Counting Lessons in Purgatory
Frame: 39 3/4 × 40 × 1 1/2 in. (101 × 101.6 × 3.8 cm)
eMuseum Notes
This print, made during the artist’s graduate studies at the University of New Mexico, demonstrates his characteristic interest in medical imagery and specimens, anomalous flesh and atypical bodies, exhibitionism and the gaze, with an economy of means that contrasts with the complex compositions in years to come. The minimal setting is reminiscent of an old studio or theater backdrop but also calls to mind the vignetting and technical imperfections of nineteenth-century photographic prints, as well as the dome shape of printed used by Julia Margaret Cameron and common to stereographs. Witkin also refers to the use of early photography to document and distribute images of scientific or medical interest, in this case, human physical anomalies.
Our gaze is clearly directed to the figure at center, a lone, naked body of small stature, with limbs curled inward and eyes covered by a hat or headdress of nearly co-equal size.
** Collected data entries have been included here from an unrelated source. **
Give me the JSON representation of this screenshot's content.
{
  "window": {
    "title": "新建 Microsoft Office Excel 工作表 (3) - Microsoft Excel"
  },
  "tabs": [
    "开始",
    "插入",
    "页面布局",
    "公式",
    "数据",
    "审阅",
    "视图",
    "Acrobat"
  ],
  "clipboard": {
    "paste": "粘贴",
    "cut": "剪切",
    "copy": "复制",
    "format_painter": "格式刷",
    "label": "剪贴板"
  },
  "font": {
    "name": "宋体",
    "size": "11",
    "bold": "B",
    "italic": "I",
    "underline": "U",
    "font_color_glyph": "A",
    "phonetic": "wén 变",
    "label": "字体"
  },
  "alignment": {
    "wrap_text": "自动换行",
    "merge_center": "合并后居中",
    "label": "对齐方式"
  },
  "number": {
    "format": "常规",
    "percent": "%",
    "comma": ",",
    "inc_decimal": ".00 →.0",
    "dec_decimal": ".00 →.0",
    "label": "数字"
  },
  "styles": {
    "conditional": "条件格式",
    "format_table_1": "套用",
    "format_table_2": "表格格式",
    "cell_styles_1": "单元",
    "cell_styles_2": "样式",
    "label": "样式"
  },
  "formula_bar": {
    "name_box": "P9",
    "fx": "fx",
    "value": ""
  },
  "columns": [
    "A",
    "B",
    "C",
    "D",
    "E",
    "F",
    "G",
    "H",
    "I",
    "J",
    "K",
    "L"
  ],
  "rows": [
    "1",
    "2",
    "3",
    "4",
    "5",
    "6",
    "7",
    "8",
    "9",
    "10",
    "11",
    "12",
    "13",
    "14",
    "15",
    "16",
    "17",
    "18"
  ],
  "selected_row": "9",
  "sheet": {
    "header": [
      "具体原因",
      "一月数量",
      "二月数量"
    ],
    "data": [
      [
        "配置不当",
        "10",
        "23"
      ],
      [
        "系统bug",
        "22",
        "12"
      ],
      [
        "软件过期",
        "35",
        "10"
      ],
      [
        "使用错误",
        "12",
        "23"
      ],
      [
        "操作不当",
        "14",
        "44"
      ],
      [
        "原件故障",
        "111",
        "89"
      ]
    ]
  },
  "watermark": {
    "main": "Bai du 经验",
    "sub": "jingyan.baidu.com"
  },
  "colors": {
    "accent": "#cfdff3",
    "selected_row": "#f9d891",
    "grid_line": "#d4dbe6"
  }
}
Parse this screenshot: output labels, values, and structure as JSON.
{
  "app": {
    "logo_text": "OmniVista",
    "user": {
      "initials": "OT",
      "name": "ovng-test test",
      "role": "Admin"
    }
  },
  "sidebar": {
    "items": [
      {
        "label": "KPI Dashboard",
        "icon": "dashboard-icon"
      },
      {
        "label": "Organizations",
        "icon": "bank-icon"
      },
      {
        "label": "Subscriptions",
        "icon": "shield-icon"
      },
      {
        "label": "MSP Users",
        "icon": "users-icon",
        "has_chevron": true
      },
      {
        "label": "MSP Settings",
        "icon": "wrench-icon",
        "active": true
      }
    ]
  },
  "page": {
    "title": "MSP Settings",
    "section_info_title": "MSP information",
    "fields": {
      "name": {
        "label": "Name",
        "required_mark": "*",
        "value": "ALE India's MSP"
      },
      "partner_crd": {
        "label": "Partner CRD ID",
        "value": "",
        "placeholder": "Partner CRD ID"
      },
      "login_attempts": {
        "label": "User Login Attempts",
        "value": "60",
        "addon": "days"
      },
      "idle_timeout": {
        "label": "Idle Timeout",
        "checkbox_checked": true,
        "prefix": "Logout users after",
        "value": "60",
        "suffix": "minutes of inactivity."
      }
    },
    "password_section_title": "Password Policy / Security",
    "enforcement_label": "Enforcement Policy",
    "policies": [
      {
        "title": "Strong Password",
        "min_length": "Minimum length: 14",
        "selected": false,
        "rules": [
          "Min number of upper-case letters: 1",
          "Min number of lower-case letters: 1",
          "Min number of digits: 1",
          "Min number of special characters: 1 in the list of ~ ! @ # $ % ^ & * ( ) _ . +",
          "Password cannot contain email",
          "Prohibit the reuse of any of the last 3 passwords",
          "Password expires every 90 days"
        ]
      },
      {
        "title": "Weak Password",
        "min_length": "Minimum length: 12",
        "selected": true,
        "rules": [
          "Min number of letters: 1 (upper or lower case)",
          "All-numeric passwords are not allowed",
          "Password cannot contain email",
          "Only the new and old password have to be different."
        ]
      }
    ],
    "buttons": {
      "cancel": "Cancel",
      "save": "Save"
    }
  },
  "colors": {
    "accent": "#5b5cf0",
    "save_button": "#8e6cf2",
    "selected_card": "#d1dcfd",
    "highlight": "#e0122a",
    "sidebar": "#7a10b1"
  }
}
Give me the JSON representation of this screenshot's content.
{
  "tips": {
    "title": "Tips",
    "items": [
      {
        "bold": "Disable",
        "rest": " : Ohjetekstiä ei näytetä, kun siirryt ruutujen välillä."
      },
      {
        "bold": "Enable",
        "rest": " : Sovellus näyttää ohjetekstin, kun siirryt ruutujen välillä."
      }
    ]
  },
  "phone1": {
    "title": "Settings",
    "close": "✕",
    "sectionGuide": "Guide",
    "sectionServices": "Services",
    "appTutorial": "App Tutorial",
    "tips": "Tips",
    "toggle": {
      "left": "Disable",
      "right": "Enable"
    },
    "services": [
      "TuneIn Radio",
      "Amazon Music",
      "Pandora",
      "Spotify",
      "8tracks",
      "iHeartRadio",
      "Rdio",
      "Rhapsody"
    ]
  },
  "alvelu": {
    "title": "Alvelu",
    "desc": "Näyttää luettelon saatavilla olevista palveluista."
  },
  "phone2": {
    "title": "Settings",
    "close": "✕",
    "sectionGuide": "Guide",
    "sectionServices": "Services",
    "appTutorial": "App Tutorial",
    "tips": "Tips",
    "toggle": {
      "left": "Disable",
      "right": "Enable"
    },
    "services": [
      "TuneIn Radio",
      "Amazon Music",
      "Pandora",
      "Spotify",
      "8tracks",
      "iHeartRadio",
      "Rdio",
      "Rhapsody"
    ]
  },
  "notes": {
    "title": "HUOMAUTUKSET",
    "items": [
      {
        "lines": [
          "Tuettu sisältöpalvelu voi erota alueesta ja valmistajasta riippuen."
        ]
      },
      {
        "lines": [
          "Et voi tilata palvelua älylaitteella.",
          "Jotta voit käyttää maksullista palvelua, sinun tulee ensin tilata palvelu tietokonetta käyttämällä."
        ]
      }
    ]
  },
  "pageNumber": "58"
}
At the top of the hat, a single eye peers out as if through a periscope, moving the image out of the documentary realm and into the imaginary. Isolated and exposed, the figure’s drawn limbs and covered eyes with surreptitious gaze convey a sense of physical and psychological vulnerability. Across the front of the picture are lines that cue the idea of restraint. The odd hat is unsettling, even more so as the vehicle by which the object of our gaze peers back, bearing witness to our gaping curiosity that perhaps provides the purgatory of the title.